On a personal productivity level, consider these three options:

  1. Time Blocking and Attention Management: a simple technique for setting boundaries, consider scheduling time around where you will put your undivided and undistracted attention. You set up meetings with your boss and your co-workers; do you block time on your calendar for yourself? For example, checking email at only 11am and 4pm daily. Or setting a timer for 10 minutes, when you decide to check Instagram - and doing it only once per day. Do these suggestions make you flinch? Are you starting to get withdrawal symptoms? Then this action plan just might be your antidote. Wharton Professor, Adam Grant, say attention management is the key. “Attention management is the art of focusing on getting things done for the right reasons, in the right places and at the right moments.” The author of Think Again tells Inc magazine: “If I'm choosing people and projects that matter to me, then it doesn't matter how long they take.”
  2. Unplugging Doesn’t Work - but This Does: when does a retreat lead to victory? According to Forbes, corporate retreats are on the rise. Ideally, these retreats provide a space for new ideas, strategy and innovation - in a location where distraction can be minimized, mitigated and managed. For executive leaders, and aspiring leaders, how are you making space for the kind of thinking that will create the future? Getting out of the office, and getting someone who can guide your team to new results, is the first step. After all, if you’re not using retreats to escape distraction, you know your work will suffer. Without the space for new ideas, you are destined to stay distracted, repeating the mistakes of the past, instead of focusing on the future.
  3. Get a Good Night’s Sleep: Hari points out that Western Society is all a bit sleep-deprived. Why? Because “we live in a gap between what we know we should do, and what we feel we can do....Many of the things we need to do are so obvious they are banal: slow down, do one thing at a time, sleep more. But even though we know them to be true, we are in fact moving in the opposite direction.” One way to reverse course is (wait for it) to reverse course. To stop doing what doesn’t work. To make yourself a priority, so that you can perform for those you care about. If you’re still not sure, just sleep on it.

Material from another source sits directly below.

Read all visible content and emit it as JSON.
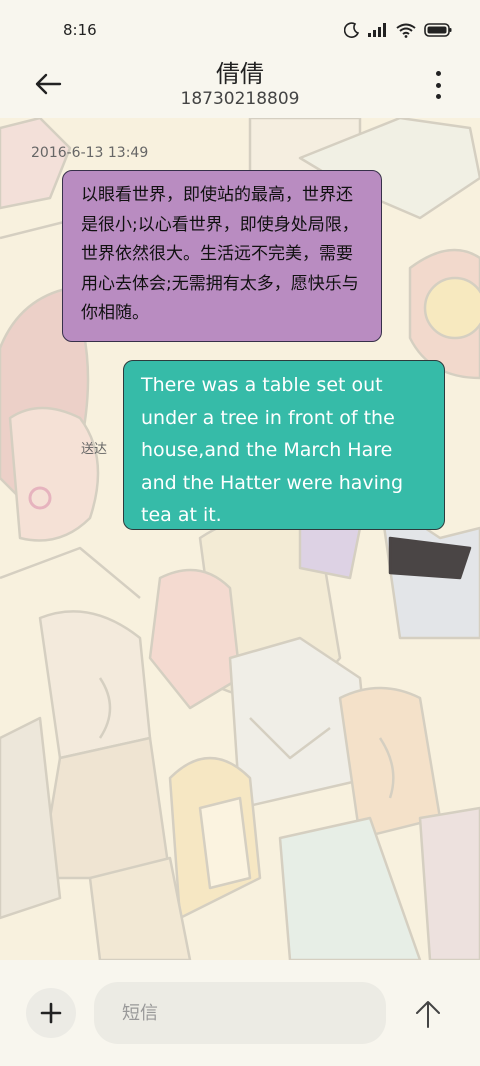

The challenges around distraction are many. But the solution seems crystal-clear. While social media companies are investing billions in algorithms and AI, you must make an investment in yourself. A commitment to set boundaries around where you put your attention. Slow down if you want to go fast. Retreat to find personal victory, inside a space where an expert facilitator can help you to see beyond the distractions and split focus that rules our world. Remember, it doesn’t have to be like this - and you don’t have to go it alone. Your focus is the key to your own personal productivity, your impact at work, and your effectiveness in your life. Don’t let distractions take away your most valuable asset.